«Più dei tagli, pesa il sentimento anti-casta»
C’è voluto molto tempo ma forse la politica locale un po’ di cura dimagrante l’ha fatta. Che ne pensa?
«La riduzione delle poltrone c’è — spiega il politologo Salvatore Vassallo — e questa riduzione è stata voluta ma è stato anche un processo fisiologico, sia per rispondere alla domanda di sobrietà e sia perché sono state intaccate posizioni che non avevano alcuna giustificazione. Poi vale per la politica quello che ha riguardato tutti: i cambiamenti tecnologici hanno ridotto il bisogno di posizioni di intermediazione. Basta osservare quello che succede nei Comuni, è più semplice amministrarli perché ci sono servizi standardizzati, le informazioni circolano molto rapidamente. Credo comunque che sia giusto che la politica si sia adeguata».
C’è chi, a taccuini chiusi, dice che se la politica è poco più che volontariato e non offre anche una prospettiva di carriera, i migliori se ne vanno e restano solo quelli che non hanno alternative sul mercato. Esagerato?
«Il problema principale non lo vedo determinato né dalla riduzione del numero dei posti, né da quello dei compensi perché chi decide di fare un’esperienza politica lo fa anche per motivi più nobili. Il problema piuttosto è che c’è una generale riprovazione nei confronti della politica e della cosa pubblica e che oggi manca quel riconoscimento sociale che c’era in altri periodi».
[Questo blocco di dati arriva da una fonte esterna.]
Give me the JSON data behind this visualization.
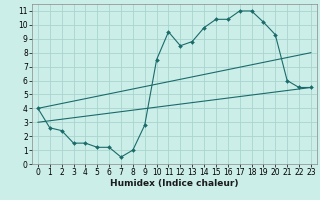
{
  "xlabel": "Humidex (Indice chaleur)",
  "ylabel": "",
  "bg_color": "#cceee8",
  "grid_color": "#aad4ce",
  "line_color": "#1a6b6b",
  "xlim": [
    -0.5,
    23.5
  ],
  "ylim": [
    0,
    11.5
  ],
  "xticks": [
    0,
    1,
    2,
    3,
    4,
    5,
    6,
    7,
    8,
    9,
    10,
    11,
    12,
    13,
    14,
    15,
    16,
    17,
    18,
    19,
    20,
    21,
    22,
    23
  ],
  "yticks": [
    0,
    1,
    2,
    3,
    4,
    5,
    6,
    7,
    8,
    9,
    10,
    11
  ],
  "line1_x": [
    0,
    1,
    2,
    3,
    4,
    5,
    6,
    7,
    8,
    9,
    10,
    11,
    12,
    13,
    14,
    15,
    16,
    17,
    18,
    19,
    20,
    21,
    22,
    23
  ],
  "line1_y": [
    4.0,
    2.6,
    2.4,
    1.5,
    1.5,
    1.2,
    1.2,
    0.5,
    1.0,
    2.8,
    7.5,
    9.5,
    8.5,
    8.8,
    9.8,
    10.4,
    10.4,
    11.0,
    11.0,
    10.2,
    9.3,
    6.0,
    5.5,
    5.5
  ],
  "line2_x": [
    0,
    23
  ],
  "line2_y": [
    4.0,
    8.0
  ],
  "line3_x": [
    0,
    23
  ],
  "line3_y": [
    3.0,
    5.5
  ],
  "marker": "D",
  "markersize": 2.0,
  "linewidth": 0.8,
  "tick_fontsize": 5.5,
  "xlabel_fontsize": 6.5
}
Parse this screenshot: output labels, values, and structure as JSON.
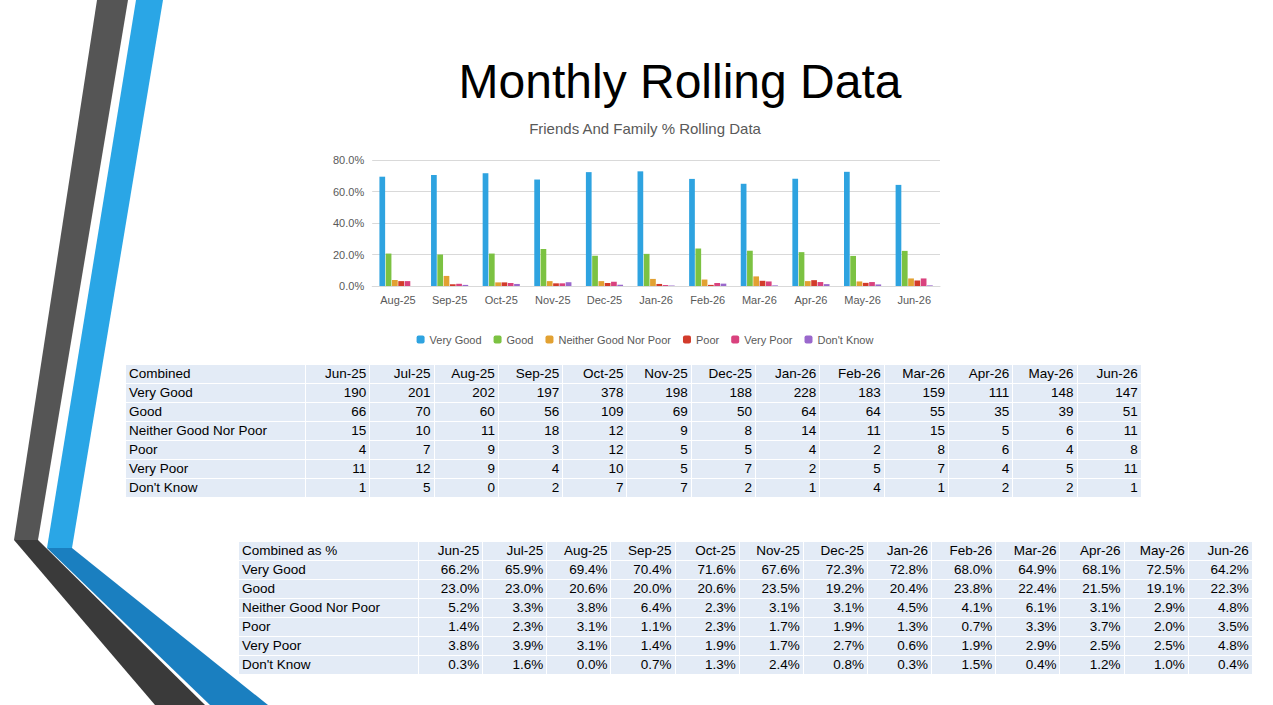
{
  "slide_title": "Monthly Rolling Data",
  "chart_data": {
    "type": "bar",
    "title": "Friends And Family % Rolling Data",
    "categories": [
      "Aug-25",
      "Sep-25",
      "Oct-25",
      "Nov-25",
      "Dec-25",
      "Jan-26",
      "Feb-26",
      "Mar-26",
      "Apr-26",
      "May-26",
      "Jun-26"
    ],
    "series": [
      {
        "name": "Very Good",
        "color": "#2ea3e0",
        "values": [
          69.4,
          70.4,
          71.6,
          67.6,
          72.3,
          72.8,
          68.0,
          64.9,
          68.1,
          72.5,
          64.2
        ]
      },
      {
        "name": "Good",
        "color": "#7cc242",
        "values": [
          20.6,
          20.0,
          20.6,
          23.5,
          19.2,
          20.4,
          23.8,
          22.4,
          21.5,
          19.1,
          22.3
        ]
      },
      {
        "name": "Neither Good Nor Poor",
        "color": "#e2a132",
        "values": [
          3.8,
          6.4,
          2.3,
          3.1,
          3.1,
          4.5,
          4.1,
          6.1,
          3.1,
          2.9,
          4.8
        ]
      },
      {
        "name": "Poor",
        "color": "#d23b2b",
        "values": [
          3.1,
          1.1,
          2.3,
          1.7,
          1.9,
          1.3,
          0.7,
          3.3,
          3.7,
          2.0,
          3.5
        ]
      },
      {
        "name": "Very Poor",
        "color": "#d9427e",
        "values": [
          3.1,
          1.4,
          1.9,
          1.7,
          2.7,
          0.6,
          1.9,
          2.9,
          2.5,
          2.5,
          4.8
        ]
      },
      {
        "name": "Don't Know",
        "color": "#9a68cc",
        "values": [
          0.0,
          0.7,
          1.3,
          2.4,
          0.8,
          0.3,
          1.5,
          0.4,
          1.2,
          1.0,
          0.4
        ]
      }
    ],
    "ylim": [
      0,
      80
    ],
    "yticks": [
      {
        "value": 0,
        "label": "0.0%"
      },
      {
        "value": 20,
        "label": "20.0%"
      },
      {
        "value": 40,
        "label": "40.0%"
      },
      {
        "value": 60,
        "label": "60.0%"
      },
      {
        "value": 80,
        "label": "80.0%"
      }
    ],
    "grid": true,
    "legend": "bottom"
  },
  "tables": [
    {
      "header": [
        "Combined",
        "Jun-25",
        "Jul-25",
        "Aug-25",
        "Sep-25",
        "Oct-25",
        "Nov-25",
        "Dec-25",
        "Jan-26",
        "Feb-26",
        "Mar-26",
        "Apr-26",
        "May-26",
        "Jun-26"
      ],
      "rows": [
        [
          "Very Good",
          190,
          201,
          202,
          197,
          378,
          198,
          188,
          228,
          183,
          159,
          111,
          148,
          147
        ],
        [
          "Good",
          66,
          70,
          60,
          56,
          109,
          69,
          50,
          64,
          64,
          55,
          35,
          39,
          51
        ],
        [
          "Neither Good Nor Poor",
          15,
          10,
          11,
          18,
          12,
          9,
          8,
          14,
          11,
          15,
          5,
          6,
          11
        ],
        [
          "Poor",
          4,
          7,
          9,
          3,
          12,
          5,
          5,
          4,
          2,
          8,
          6,
          4,
          8
        ],
        [
          "Very Poor",
          11,
          12,
          9,
          4,
          10,
          5,
          7,
          2,
          5,
          7,
          4,
          5,
          11
        ],
        [
          "Don't Know",
          1,
          5,
          0,
          2,
          7,
          7,
          2,
          1,
          4,
          1,
          2,
          2,
          1
        ]
      ]
    },
    {
      "header": [
        "Combined as %",
        "Jun-25",
        "Jul-25",
        "Aug-25",
        "Sep-25",
        "Oct-25",
        "Nov-25",
        "Dec-25",
        "Jan-26",
        "Feb-26",
        "Mar-26",
        "Apr-26",
        "May-26",
        "Jun-26"
      ],
      "rows": [
        [
          "Very Good",
          "66.2%",
          "65.9%",
          "69.4%",
          "70.4%",
          "71.6%",
          "67.6%",
          "72.3%",
          "72.8%",
          "68.0%",
          "64.9%",
          "68.1%",
          "72.5%",
          "64.2%"
        ],
        [
          "Good",
          "23.0%",
          "23.0%",
          "20.6%",
          "20.0%",
          "20.6%",
          "23.5%",
          "19.2%",
          "20.4%",
          "23.8%",
          "22.4%",
          "21.5%",
          "19.1%",
          "22.3%"
        ],
        [
          "Neither Good Nor Poor",
          "5.2%",
          "3.3%",
          "3.8%",
          "6.4%",
          "2.3%",
          "3.1%",
          "3.1%",
          "4.5%",
          "4.1%",
          "6.1%",
          "3.1%",
          "2.9%",
          "4.8%"
        ],
        [
          "Poor",
          "1.4%",
          "2.3%",
          "3.1%",
          "1.1%",
          "2.3%",
          "1.7%",
          "1.9%",
          "1.3%",
          "0.7%",
          "3.3%",
          "3.7%",
          "2.0%",
          "3.5%"
        ],
        [
          "Very Poor",
          "3.8%",
          "3.9%",
          "3.1%",
          "1.4%",
          "1.9%",
          "1.7%",
          "2.7%",
          "0.6%",
          "1.9%",
          "2.9%",
          "2.5%",
          "2.5%",
          "4.8%"
        ],
        [
          "Don't Know",
          "0.3%",
          "1.6%",
          "0.0%",
          "0.7%",
          "1.3%",
          "2.4%",
          "0.8%",
          "0.3%",
          "1.5%",
          "0.4%",
          "1.2%",
          "1.0%",
          "0.4%"
        ]
      ]
    }
  ]
}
Crede che ci sia un legame tra il calo delle tessere e questa diminuita influenza del partito nel consentire un buon posto in politica?
«Il partito ha sempre avuto una fortissima organizzazione che, inutile negarlo, è stata anche consentita dal fatto che rappresentava un sistema di collocamento e di ascesa sociale alternativo al mercato e al mondo dell’istruzione».